Language-specific searches

kh1 · December 13, 2004, 10:32am

A search feature that I often missed in search engines is language-specific searching, i.e. searching only pages in a given set of languages or excluding a particular set of languages. Google lets me pick a single language, but not multiple languages and not exclusions.

An example for the utility of exclusions: Searching for information about my favourite musical instrument, the oud, yields tons of web pages in Dutch where “oud” means “old”. Adding terms such as “music” eliminates the Dutch pages, but also some of the pages that I want to see. Excluding frequent dutch words is a better approach, but a challenge for those who don’t know Dutch well enough. I’d much prefer searching for “oud outside of Dutch pages” or “oud in German, English, or French pages”.
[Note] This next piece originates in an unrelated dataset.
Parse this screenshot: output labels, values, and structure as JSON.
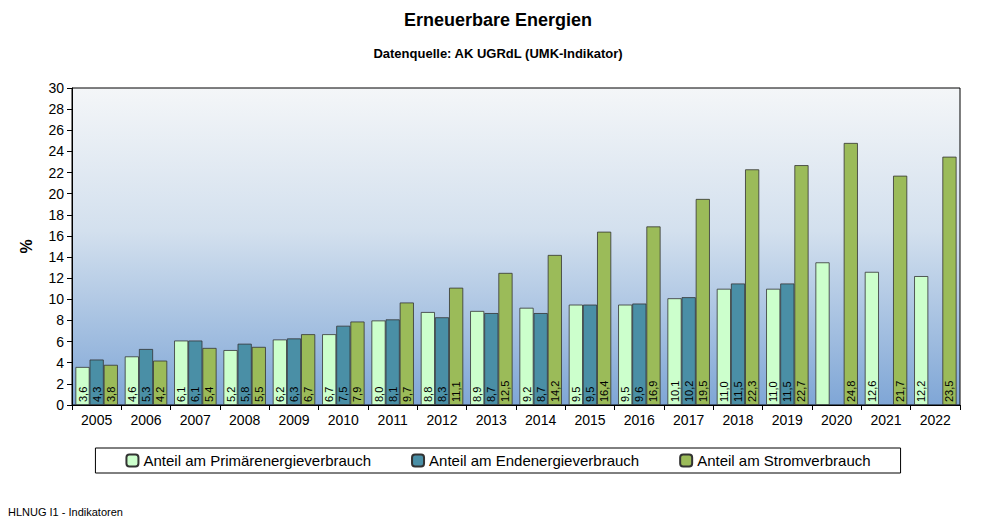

Such a feature would also be nice in DEVONthink, but more important in DEVONagent.

Maria · December 14, 2004, 7:56am

kh,

I understand your problem – and your love for the oud – but here I would like to add another scenario about search in different languages:

I have my files in 3 to 5 languages, but all about the same topics. So I mostly look for English&French, German, Japanese&Chinese, trying to put those languages together where words look similar or I perform slow OR-searches. It would be great to get the opportunity to search for one topic at once in different languages.

One important drawback: Searches of this kind only work, if pages have a declaration of the language, most pages don’t. In DT, we would have to create metadata of that kind on our own. In addition, some pages are written in several languages.

So I see many many problems.

Maria

kh1 · December 14, 2004, 8:52am

I like the idea of multiple-language search as well, but I don’t see how this could be done realistically. Even supposing that huge dictionaries were available (many search terms are rather specialized), the translation of a term depends on context and no computer program can supply that. I’d rather choose the terms myself in all languages. Storing them in a personal dictionary might be an option though.

The language identification issue looks simpler to me. Even though language declarations are rare, statistical analysis of the text works pretty well for anything consisting of full sentences, or better yet paragraphs. One could even do the identification paragraph by paragraph and flag the unclear ones (headlines etc.) as “unknown”.

cgrunenberg · December 16, 2004, 10:55am

Although that’s not exactly the requested feature, a future release will implement a language filter by defining your preferred languages in the preferences and DA will try to eliminate all pages in different languages. But this will only support the most common languages of course (English, French, German, Spanish etc.).

kh1 · December 16, 2004, 11:42am

That’s already good progress, thanks!